IAIA CEO Gary Baker shares takeaways from Dubrovnik symposium
One of the key strategic aims for IAIA is to raise awareness and the external profile of impact assessment. Conferences are an important venue for this sort of activity, offering a chance to highlight and explore interlinkages with other key industries.
I recently had a chance to participate in one such event—an international symposium in Dubrovnik, under the RSFIA platform, exploring the links between sustainable finance and environmental standards. The event was organised by HUSZPO, with support from EIB, UNDP, World Bank Group, and the International Sustainable Finance Centre. While it was EU-centred, given the momentum created by the EU Commission in advancing the EU Green Deal, it was a logical place to start.
The challenge was laid out very clearly in the opening session: how to harmonize and leverage the obvious linkages between EU taxonomy/the EU green agenda and existing, seasoned environmental procedures.
This broad topic is a crowded field with many (often competing) interests. A snapshot of actors in the room includes the EU Commission, private sector, public sector, multilateral development banks (and their associated E&SF guidance), IFIs (Equator Principles), SEA/EIA practitioners at the project level, and the increasing imperative to include social assessment within statutory EIA.
To cut to a conclusion, I came away convinced that there is a huge opportunity for IAIA in several areas:
- raising IA awareness amongst financiers;
- providing training on financial taxonomy to IA practitioners (already underway in our pre-conference training events);
- and, perhaps most urgently, acting as a neutral broker in trying to avoid the unnecessary duplication of efforts seeking to harmonise and improve the inter-operability of different sustainability performance measurements, reporting, and standards.
This is not an undertaking for the faint-hearted. An illustration of the complexity of finding useful linkages between the ‘competing systems’ is provided by the world of acronyms to which one is immediately confronted—CSRD, NFRD, SEA, EIA, ESS, DNSH—plus the gravitational pull of a new EU Commission, EU Taxonomy, and Draghi report.

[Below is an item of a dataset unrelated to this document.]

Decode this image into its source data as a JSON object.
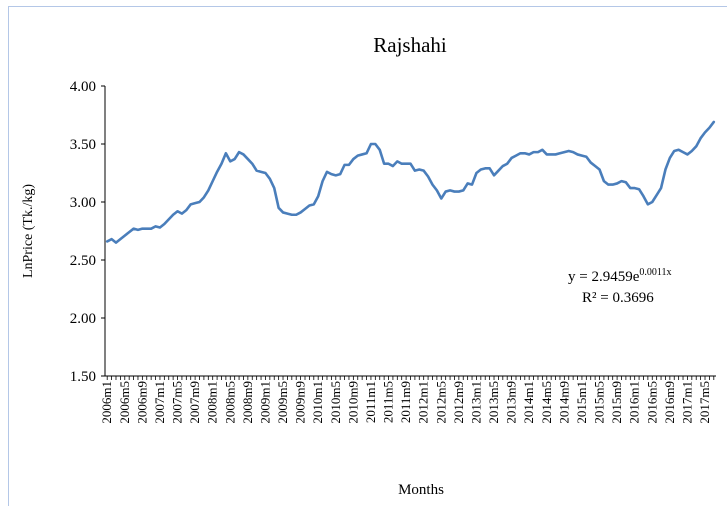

But by the end of Day 2, the challenges felt much less daunting. Having listened to the rationale for the data being gathered on all sides, the potential synergies of incorporating what is already being done (tweaking where required) with the ambition of what is to come felt very compelling.
Whatever our starting point, we are all seeking the same: greater transparency, quality, and verification of data to inform better decision-making, generating positive outcomes for all stakeholders. Some of the ideas to assimilate include:
- the role that SEA/SESAs can play in National Plans as EU directives are transposed.
- the richness of data (and procedural rigor) gathered during a project-level Environmental (& Social) Impact Assessment.
- the key role of the Environmental & Social Standards administered by World Bank/IFC and how these dominate public and private sector applications (particularly outside of the EU).
- the influence of these standards on other MDB/UN/vertical funds.
- the ambition and rationale of the EU Taxonomy and imminent first wave of reporting under CSRD.
- the accountability the Do No Significant Harm (DNSH) principle will impose on large, listed corporates.
To establish harmonisation, inter-operability, and alignment, players clearly have to be encouraged (or lured?) out of (defensive) silos. We all need to be prepared to cede ground and relinquish a need/desire to have our ‘own’ standards and to acknowledge what is already working and proven, probably most notably the ESS framework guiding the work of MDBs/vertical funds.
Next steps could involve trying to convene a closed-door meeting of key parties to see how to sketch out a path to a possible common framework. We won’t know unless we try.
A couple of other personal observations emerging from the symposium:
- Data is clearly a huge challenge in every sense: definitional, collection, ownership, presentation, storage, access, verification, and assurance. XBRL for CSRD will start to lay some foundations to greater application of technology but there is so much more to do (linking to our theme for #IAIA25: “Impact assessment in the age of artificial intelligence”).
- And a word on social. There was (repeated) universal agreement on the need for explicit focus on both social and environmental within all assessment (i.e., embedding it within SESA/ESIA and extending the scope of the Taxonomy—kudos to Alka Patel at the World Bank for being such a loud voice on this). But my final ‘social’ exhortation on the panel I was on was for delegates to not lose sight of why we are engaged in this process, and to ensure that PEOPLE stay at the core of what we are doing—not systems, not checklists, but people.